Terapi menulis atau writing therapy sendiri sudah lama dikenal dan dipraktikkan oleh para pakar kejiwaan dalam terapi penyembuhan. Jika kita lihat di film-film Hollywood, terapi penanganan gangguan emosi dan kejiwaan oleh psikiater biasanya dilakukan dengan meminta sang pasien untuk berbaring di sofa lalu menceritakan semua yang ia alami, untuk kemudian sang psikiater memberikan analisis dan anjuran.
Menulis menjadi metoda alternatif selain dengan penceritaan secara verbal oleh pasien. Istilah kerennya adalah therapeutic writing, atau menulis untuk penyembuhan.
Apa yang harus ditulis? Para ahli jiwa akan menuntun dan menentukan untuk itu, tergantung berat kasus dan karakter individu pasien yang ditangani. Namun format penulisan yang lebih mudah dikerjakan---dan langsung bisa dilakukan detik ini juga---adalah dalam bentuk diary.

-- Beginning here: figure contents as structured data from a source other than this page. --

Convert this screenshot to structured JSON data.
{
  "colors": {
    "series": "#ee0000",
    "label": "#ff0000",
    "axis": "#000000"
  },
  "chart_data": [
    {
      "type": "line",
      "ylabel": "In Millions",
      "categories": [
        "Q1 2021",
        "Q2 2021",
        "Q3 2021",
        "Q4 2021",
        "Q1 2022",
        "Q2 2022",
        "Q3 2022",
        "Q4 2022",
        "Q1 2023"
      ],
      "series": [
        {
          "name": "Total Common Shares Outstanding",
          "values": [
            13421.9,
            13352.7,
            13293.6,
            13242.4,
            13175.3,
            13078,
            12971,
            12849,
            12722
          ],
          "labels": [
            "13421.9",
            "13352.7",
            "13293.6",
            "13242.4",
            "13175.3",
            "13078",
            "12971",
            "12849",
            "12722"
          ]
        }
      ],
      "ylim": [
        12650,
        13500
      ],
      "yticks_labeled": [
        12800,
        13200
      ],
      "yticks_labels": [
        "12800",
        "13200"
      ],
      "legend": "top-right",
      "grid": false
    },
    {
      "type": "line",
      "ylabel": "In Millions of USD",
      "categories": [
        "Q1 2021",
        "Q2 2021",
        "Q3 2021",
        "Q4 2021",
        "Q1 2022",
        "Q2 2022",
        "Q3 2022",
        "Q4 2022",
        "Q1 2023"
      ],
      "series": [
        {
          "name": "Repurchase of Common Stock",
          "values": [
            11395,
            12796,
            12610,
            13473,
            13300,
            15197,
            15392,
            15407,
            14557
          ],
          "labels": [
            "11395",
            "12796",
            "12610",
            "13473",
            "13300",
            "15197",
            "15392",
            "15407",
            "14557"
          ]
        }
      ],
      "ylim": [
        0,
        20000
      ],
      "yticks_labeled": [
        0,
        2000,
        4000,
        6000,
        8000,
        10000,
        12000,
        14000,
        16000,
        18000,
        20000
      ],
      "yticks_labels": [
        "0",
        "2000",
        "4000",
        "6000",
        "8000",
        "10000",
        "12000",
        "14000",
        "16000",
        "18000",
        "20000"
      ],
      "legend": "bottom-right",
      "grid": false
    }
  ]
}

Ingat lagi, kala ABG kita selalu mencurahkan perasaan kepada "Dear Diary" saat sedang dimabuk asmara atau galau menjelang pemutusan? Nah, itu sudah merupakan salah satu langkah penting therapeutic writing.
Percabangan format buku harian lain yang bisa ditempuh adalah yang bukan berupa diary, melainkan jurnal. Apa bedanya? Dalam pandangan saya pribadi, jurnal tak semata mengekspresikan perasaan, namun lebih untuk menceritakan rangkaian peristiwa dalam sehari ini---mulai dari pagi saat bangun hingga detik ketika catatan harian dituliskan malamnya. Karena merupakan catatan peristiwa, unsur emosi dan perasaan tentu sudah pula termasuk di dalamnya.
Pengalaman membuktikan, menulis catatan harian yang berbentuk jurnal membentuk personal growth dalam banyak sisi. Selain ekspresi-ekspresi diri dan ketertataan pengungkapan kata, jurnal secara tak disadari akan melatih kemampuan kita menulis fiksi.
Ada paparan narasi di dalamnya, juga deskripsi (tempat, situasi, keadaan emosi internal), eksposisi, dan kadang ada tambahan berupa dialog---sesuai peristiwa aslinya. Dan, jika diperlukan, buku harian bisa menjadi novel berjenis epistolary, atau novel yang tersusun sepenuhnya dari "dokumen" (surat-menyurat, SMS, email, kliping berita, dan juga buku harian).
Format tulisan lain yang bisa ditempuh adalah puisi dan free writing. Dua-duanya sama, yaitu menulis secara bebas apa pun yang ada di dalam benak. Bedanya, puisi lebih terstruktur karena umumnya ditulis dalam bentuk bait-bait yang teratur dan tertata rapi, kemudian dilengkapi judul dan atribut penyerta (persembahan atau tanggal dan jam saat puisi ditulis).
Sementara itu, free writing, seperti namanya, benar-benar menulis secara bebas. Tulisan cukup berisi umpatan-umpatan kasar pun tak apa, yang penting bisa menumpahkan kesumpekan dalam hati.
Satu hal penting dalam therapeutic writing adalah bahwa penulisan jenis ini bersifat no audience. Artinya, kita menulis ya untuk nulis saja, bukan untuk dibaca orang lain. Maka kita tiba pada pembahasan di atas soal talenta. Karena memang hanya untuk diri sendiri, kenapa bakat menulis masih penting?Â
Dan sebagaimana ungkapan "mencegah lebih baik daripada mengobati", tentu lebih tepat melakukan therapeutic writing sebagai pencegahan ketimbang pengobatan.